The acknowledgments at the end of Spence’s novel highlight the fact that despite the romantic image of the solitary writer, these projects are often team efforts. “Saeko Yazaki at Glasgow University told me about the archive at Gakushuin, so I got in touch with the archivists, Motoko Ohkawa and Yuri Tomita," Spence says. "They were so kind and showed me stuff that hadn’t even been cataloged yet — boxes of papers, manuscripts of the books I read in the ’60s in Blyth’s beautiful handwriting — and I thought, ‘Yeah, this is all meant to be. I’m supposed to be here, doing this, telling his story.’”

Spence had further help with research from his friend Daisuke Matsunaga and Blyth student Kuniyoshi Munakata.
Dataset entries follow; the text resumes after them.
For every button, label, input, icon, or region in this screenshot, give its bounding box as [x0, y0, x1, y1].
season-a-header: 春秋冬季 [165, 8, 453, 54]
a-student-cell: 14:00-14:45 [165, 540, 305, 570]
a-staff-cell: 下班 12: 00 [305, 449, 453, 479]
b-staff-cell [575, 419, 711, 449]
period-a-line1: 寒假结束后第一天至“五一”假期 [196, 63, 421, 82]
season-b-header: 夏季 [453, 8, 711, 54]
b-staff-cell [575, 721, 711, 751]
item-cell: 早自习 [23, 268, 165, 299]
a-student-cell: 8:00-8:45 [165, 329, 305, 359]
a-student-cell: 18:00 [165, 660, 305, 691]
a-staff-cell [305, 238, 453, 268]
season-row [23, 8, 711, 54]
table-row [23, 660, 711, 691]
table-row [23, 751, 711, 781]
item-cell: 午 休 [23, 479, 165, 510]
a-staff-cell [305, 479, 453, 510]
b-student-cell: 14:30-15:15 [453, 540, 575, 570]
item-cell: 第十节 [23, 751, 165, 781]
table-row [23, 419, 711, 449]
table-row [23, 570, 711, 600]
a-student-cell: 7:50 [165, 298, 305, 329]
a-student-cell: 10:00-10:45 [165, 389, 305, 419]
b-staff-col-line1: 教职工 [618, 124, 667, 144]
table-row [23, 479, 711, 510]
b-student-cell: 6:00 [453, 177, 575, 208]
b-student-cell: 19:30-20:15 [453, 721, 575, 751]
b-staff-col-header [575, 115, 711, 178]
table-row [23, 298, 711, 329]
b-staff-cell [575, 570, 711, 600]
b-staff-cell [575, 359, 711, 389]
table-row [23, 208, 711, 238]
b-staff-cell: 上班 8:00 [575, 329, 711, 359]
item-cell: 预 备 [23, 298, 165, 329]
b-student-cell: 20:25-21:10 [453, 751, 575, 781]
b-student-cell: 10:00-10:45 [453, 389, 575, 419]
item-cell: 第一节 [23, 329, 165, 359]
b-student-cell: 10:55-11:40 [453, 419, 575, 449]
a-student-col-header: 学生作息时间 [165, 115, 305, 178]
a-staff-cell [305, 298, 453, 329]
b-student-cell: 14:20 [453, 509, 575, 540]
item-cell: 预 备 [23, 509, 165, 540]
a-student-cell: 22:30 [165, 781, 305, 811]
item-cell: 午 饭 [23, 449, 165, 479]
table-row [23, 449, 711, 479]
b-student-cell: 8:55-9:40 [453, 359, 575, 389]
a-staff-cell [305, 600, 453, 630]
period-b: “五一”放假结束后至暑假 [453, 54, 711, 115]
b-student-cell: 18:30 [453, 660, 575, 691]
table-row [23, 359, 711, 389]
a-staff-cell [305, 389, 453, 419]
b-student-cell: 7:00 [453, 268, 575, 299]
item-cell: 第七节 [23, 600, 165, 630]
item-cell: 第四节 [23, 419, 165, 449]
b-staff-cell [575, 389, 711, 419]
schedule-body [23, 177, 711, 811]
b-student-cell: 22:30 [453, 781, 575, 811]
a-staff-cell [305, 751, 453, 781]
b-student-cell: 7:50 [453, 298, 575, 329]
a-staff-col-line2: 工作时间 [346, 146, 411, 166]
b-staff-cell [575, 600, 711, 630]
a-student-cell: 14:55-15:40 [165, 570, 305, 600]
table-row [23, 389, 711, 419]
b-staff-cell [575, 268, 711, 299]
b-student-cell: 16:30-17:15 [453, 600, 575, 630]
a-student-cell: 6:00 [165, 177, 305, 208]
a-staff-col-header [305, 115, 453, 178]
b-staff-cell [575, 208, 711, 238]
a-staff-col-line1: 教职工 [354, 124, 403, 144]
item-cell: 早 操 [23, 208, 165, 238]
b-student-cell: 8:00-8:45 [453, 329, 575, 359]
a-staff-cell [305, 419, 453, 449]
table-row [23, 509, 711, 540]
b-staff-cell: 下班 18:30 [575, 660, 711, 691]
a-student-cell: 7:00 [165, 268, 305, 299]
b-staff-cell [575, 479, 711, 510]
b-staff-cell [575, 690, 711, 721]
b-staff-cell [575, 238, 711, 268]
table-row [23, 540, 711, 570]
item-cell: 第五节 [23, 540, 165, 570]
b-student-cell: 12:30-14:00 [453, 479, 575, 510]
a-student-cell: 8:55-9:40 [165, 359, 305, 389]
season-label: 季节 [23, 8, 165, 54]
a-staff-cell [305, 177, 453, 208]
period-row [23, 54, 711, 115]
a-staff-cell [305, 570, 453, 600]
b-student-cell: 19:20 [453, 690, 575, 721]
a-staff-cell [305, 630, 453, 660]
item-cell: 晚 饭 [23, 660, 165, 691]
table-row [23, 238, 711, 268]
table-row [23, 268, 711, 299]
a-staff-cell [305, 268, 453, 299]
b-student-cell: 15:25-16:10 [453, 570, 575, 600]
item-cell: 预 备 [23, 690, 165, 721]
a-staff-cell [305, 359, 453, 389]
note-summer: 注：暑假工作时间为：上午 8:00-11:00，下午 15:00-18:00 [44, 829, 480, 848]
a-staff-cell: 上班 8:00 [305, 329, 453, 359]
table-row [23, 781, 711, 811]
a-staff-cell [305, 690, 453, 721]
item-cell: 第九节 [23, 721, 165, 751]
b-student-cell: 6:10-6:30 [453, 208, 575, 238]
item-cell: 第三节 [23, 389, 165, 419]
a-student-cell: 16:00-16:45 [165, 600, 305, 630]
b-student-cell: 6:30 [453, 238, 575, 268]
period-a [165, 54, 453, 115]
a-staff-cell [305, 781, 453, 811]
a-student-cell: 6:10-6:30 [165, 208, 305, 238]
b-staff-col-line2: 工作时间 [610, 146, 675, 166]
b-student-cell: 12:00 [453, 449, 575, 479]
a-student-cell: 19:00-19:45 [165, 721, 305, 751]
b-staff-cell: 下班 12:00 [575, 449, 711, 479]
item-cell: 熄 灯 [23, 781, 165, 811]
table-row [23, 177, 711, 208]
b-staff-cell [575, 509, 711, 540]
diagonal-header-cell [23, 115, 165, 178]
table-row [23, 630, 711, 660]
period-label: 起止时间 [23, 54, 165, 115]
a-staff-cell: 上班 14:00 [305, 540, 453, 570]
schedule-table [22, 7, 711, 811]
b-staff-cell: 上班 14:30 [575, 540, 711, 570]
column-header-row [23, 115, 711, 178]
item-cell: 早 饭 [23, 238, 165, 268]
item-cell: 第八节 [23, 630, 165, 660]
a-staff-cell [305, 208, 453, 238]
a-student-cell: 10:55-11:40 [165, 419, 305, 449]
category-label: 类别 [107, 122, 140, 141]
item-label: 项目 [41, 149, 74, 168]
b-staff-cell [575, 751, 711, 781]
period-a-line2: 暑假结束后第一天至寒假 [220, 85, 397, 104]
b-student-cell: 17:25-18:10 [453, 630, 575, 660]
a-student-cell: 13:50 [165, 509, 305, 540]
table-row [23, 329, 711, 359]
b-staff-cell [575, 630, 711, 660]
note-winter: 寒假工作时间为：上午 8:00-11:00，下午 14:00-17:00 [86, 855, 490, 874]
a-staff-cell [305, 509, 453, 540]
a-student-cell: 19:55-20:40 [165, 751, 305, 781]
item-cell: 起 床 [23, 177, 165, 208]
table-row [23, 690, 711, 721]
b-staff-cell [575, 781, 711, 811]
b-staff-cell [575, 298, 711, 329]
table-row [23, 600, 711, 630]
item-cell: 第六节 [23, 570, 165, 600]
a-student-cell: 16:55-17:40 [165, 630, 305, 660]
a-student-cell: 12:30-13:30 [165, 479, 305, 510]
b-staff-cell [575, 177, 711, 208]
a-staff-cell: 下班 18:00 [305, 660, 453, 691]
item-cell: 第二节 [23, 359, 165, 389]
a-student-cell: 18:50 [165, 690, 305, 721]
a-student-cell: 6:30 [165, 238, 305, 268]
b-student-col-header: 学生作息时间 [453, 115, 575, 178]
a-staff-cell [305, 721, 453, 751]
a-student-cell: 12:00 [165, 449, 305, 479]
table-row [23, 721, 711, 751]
The accumulated material led Spence to consider presenting the book as an autobiographical novel.

“It was something technical that I had to solve. If I start in the first person and the guy’s going to die at the end, how do I deal with this?” he says. “It’s the old message in a bottle thing: ‘You mean, Blyth actually left a manuscript that was lying in a cardboard box at Gakushuin gathering dust? Wow! And Alan Spence found it, dusted it off and knocked it into shape.’”

The ending itself is a thing of sadness and beauty, as the ailing Blyth looks back on a life less ordinary from his literal deathbed. The prose becomes poetic, rhythmic and hypnotic as Blyth looks over the moments that have made up his life, the final pages a collage of haiku-esque snapshots.

“You open yourself up when you’re writing stuff like that and it’s like writing a poem, in a way,” Spence says. “It comes through you and it takes its own shape and you just nudge it.”